Remember those great long six-week school holidays you used to get every summer? Six weeks, of course, is not really very long at all in the grand scheme of things, but it used to feel like an absolute eternity, didn't it? They were fantastic, I loved them. I used to play in the street until it went dark, football and cricket and bike-riding and all sorts of other stuff. I read books in the back garden. I hung around with my friends for hours. I made cardboard fish tanks out of cut-up cereal boxes, they were great. And now, like a lot of things I remember fondly from children, they're about to be thrown to the wolves.
So says the Education Secretary, Michael Gove, who thinks we need to re-tool our education system to accommodate both a longer school day and shorter holidays, in order to work children harder and enable them to compete better with their counterparts in Asia. He argues that the old system had been designed for a 19th-century economy where children would need the summer off to help with the harvest. He believes that the system is not well-designed for parents, especially now more of them work and can't look after their kids during the holidays. A particularly revealing quote comes from someone described as a 'Whitehall source', who said following the Gove proposal that 'We can either start working as hard as the Chinese, or we'll all soon be working for the Chinese.' Which is an interesting idea. (He hasn't, by the way, been making any noise about attempting to reform the childcare system that costs poorer families a fortune, keeps mothers and fathers out of work and costs the exchequer money in benefits and taxation revenue.)

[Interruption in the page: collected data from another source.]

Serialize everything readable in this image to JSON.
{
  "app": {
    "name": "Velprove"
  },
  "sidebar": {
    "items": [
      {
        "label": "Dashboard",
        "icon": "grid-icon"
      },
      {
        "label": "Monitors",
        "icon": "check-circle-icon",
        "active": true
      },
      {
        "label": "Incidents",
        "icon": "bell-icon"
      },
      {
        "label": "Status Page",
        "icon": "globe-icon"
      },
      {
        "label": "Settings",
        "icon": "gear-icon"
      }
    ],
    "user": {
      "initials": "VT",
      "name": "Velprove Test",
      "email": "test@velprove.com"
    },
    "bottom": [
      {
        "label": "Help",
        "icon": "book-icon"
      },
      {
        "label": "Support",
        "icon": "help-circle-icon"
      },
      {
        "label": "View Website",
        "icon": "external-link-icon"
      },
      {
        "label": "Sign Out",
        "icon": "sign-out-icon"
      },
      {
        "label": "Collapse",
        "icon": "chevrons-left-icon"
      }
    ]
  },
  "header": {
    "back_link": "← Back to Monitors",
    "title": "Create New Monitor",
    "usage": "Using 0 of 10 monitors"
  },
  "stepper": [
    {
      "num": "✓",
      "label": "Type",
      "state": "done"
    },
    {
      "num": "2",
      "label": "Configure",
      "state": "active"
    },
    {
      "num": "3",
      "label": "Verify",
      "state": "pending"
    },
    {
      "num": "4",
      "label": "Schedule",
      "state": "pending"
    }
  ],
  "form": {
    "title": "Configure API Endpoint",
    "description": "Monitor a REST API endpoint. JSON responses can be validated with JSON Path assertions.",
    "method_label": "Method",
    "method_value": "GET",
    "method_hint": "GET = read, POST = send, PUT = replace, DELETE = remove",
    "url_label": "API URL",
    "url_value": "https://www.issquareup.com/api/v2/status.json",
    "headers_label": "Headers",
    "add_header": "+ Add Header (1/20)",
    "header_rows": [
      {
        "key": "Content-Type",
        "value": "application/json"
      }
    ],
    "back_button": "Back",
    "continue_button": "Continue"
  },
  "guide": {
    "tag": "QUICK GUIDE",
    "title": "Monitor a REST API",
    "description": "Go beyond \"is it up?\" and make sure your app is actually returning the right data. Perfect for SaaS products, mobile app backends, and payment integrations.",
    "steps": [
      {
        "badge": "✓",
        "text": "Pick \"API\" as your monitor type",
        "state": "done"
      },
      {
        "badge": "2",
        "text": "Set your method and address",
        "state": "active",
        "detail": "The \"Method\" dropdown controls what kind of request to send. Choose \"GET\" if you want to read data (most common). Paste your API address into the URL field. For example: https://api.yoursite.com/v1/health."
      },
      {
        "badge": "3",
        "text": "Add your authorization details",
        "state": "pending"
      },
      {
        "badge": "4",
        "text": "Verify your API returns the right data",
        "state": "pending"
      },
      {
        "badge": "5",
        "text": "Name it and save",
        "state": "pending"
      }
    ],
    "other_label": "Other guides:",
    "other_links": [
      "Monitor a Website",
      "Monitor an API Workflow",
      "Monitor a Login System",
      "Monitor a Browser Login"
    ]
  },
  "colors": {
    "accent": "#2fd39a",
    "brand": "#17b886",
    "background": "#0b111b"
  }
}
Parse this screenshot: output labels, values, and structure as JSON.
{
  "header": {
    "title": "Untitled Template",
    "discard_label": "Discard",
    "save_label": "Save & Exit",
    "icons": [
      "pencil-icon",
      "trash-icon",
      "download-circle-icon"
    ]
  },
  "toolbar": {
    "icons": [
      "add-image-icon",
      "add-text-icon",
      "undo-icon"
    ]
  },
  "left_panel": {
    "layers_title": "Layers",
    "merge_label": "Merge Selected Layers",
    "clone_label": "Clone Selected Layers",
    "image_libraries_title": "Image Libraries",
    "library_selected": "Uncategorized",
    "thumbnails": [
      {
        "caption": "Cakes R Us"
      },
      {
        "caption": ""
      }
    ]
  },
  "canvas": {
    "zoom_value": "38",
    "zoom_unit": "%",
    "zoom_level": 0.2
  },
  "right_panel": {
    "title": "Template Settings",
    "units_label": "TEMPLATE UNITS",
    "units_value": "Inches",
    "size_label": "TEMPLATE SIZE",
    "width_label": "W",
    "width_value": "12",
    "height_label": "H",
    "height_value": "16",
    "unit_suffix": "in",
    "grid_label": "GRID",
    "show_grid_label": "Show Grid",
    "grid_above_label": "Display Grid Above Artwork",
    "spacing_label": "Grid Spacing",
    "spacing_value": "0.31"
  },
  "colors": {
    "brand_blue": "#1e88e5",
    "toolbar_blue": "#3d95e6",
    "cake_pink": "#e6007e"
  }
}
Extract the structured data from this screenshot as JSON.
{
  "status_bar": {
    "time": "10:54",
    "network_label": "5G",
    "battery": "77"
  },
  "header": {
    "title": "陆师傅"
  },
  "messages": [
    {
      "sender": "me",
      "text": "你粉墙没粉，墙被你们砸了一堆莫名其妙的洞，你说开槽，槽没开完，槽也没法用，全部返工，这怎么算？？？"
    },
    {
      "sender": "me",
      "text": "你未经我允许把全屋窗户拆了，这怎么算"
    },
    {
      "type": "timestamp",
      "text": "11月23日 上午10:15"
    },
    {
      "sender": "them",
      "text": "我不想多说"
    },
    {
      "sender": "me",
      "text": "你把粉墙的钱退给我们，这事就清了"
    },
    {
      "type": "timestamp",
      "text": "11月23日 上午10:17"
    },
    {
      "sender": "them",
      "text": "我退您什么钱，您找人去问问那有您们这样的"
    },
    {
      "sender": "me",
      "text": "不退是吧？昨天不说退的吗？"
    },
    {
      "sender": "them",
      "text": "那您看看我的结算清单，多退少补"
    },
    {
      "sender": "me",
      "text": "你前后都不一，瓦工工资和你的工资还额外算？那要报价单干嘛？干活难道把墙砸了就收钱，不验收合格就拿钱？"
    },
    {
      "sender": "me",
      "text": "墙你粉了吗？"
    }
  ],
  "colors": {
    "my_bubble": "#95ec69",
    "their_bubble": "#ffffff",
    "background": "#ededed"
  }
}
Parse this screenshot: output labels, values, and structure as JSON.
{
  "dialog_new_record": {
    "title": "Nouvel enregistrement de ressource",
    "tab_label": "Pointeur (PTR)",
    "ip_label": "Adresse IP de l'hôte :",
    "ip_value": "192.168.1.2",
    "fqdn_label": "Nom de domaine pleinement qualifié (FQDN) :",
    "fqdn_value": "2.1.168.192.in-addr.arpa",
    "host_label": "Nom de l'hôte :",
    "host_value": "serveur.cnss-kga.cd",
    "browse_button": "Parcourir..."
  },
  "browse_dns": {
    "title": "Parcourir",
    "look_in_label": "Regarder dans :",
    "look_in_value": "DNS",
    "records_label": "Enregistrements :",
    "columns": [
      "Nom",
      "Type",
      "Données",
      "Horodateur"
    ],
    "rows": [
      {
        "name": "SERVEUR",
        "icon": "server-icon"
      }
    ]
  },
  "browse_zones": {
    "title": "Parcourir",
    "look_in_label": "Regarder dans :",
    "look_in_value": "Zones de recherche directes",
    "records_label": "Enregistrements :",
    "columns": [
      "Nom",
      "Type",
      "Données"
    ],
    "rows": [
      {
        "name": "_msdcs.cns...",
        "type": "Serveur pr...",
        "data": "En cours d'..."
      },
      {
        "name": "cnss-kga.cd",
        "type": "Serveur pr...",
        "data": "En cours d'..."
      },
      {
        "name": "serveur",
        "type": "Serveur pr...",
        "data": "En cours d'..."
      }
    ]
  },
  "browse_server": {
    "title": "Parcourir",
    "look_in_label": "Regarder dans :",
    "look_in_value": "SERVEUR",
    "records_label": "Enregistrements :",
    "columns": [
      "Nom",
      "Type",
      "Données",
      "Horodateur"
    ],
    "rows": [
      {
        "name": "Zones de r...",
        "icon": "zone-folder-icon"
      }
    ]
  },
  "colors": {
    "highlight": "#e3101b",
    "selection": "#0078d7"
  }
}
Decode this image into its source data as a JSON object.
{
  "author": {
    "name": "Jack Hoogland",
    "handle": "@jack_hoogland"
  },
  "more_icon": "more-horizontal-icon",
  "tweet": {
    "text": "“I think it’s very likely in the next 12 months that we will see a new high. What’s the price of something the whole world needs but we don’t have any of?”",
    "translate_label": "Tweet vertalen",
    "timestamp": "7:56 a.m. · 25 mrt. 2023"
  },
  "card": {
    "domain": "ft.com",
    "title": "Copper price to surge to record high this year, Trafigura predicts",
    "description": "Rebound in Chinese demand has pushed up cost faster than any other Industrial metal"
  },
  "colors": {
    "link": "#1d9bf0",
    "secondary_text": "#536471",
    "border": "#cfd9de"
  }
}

Gove is perhaps correct when he says the system is an old one. But that doesn't mean it doesn't work. That doesn't mean that these 19th-century, lengthy school holidays are the reason the UK is failing to keep up with China. It's ridiculous to even compare the UK economic system to that of the Chinese. They have an army of cheap workers upon which the vast majority of their businesses rests. The UK can't compete with that one-on-one because our society pays its workers fair wages, which surely is a worthwhile thing, and means we shouldn't try to tackle them on their (unfair) terms, but instead innovate to prepare our young people for high-skilled, high-paying jobs in specialised industries. And let's think, just for a second, about that Whitehall argument about 'working for the Chinese'. This sounds like a continuation of that tired stereotype regarding Asian parents being overly forceful with regards to their children's education. Is this what the Department for Education wants to encourage? Swathes of overworked children and hectoring parents? I don't believe that's how Asian people behave, by the way, but at Education, it's a lazy stereotype being used as an excuse to eradicate a mammoth chunk of the recreation time of our young people.
Does the 'global race' - a great favourite slogan for this present government - start with kids at ages five, six, seven? Doesn't it start when they enter the workplace, or when they enter higher education - two areas where they are in direct competition with others, both in the UK and globally? The school system, surely, should be about readying children for these two spheres - the workplace and higher education. So when should this process start? It must be better as a gradual thing, from the start of secondary education, easing them into it at first before accelerating the process as the children age and become more mature. At primary education, the focus has to be about establishing the basics that are necessary for functioning in modern society. This focus doesn't include ramming kids into classroom for longer periods of time, forcing them to memorise poetry (as opposed to trying to present the merits of such things), and ensuring they don't get time off when the weather is at its hottest and therefore most tiring and uncomfortable to work in.
Michael Gove is the very worst kind of minister. What he appears to be doing at Education is reshaping the entire system according to the (private) education he got, according exactly to what he thinks, with no concern for the differences in different areas, for different people, of different backgrounds. It's telling that Gove referenced his own childhood today, saying that he spent his childhood in Aberdeen helping with the potato harvest. That is informing his policy. It shouldn't. An effective minister is able to take his or her own emotions out of the debate, analyse objectively, and offer the best solutions for all. Gove does not do this - or if he does, he's doing it extremely badly. His motive is, apparently, to tool up our toddlers to take on the Chinese in the race to prosperity. What he risks doing instead is engendering and exacerbating children's feelings of hatred and discontentment towards education, destroying their formative years by keeping them in classrooms instead of encouraging them to learn through play, socialising and independent reading and learning. His curriculum is a strait-jacket, his timetable a set of iron shackles. What he will end up producing for us all is a workhouse-style state education system, churning out malcontents who are fit only to compete with China's workforce at unskilled, dissatisfying, production-line labour.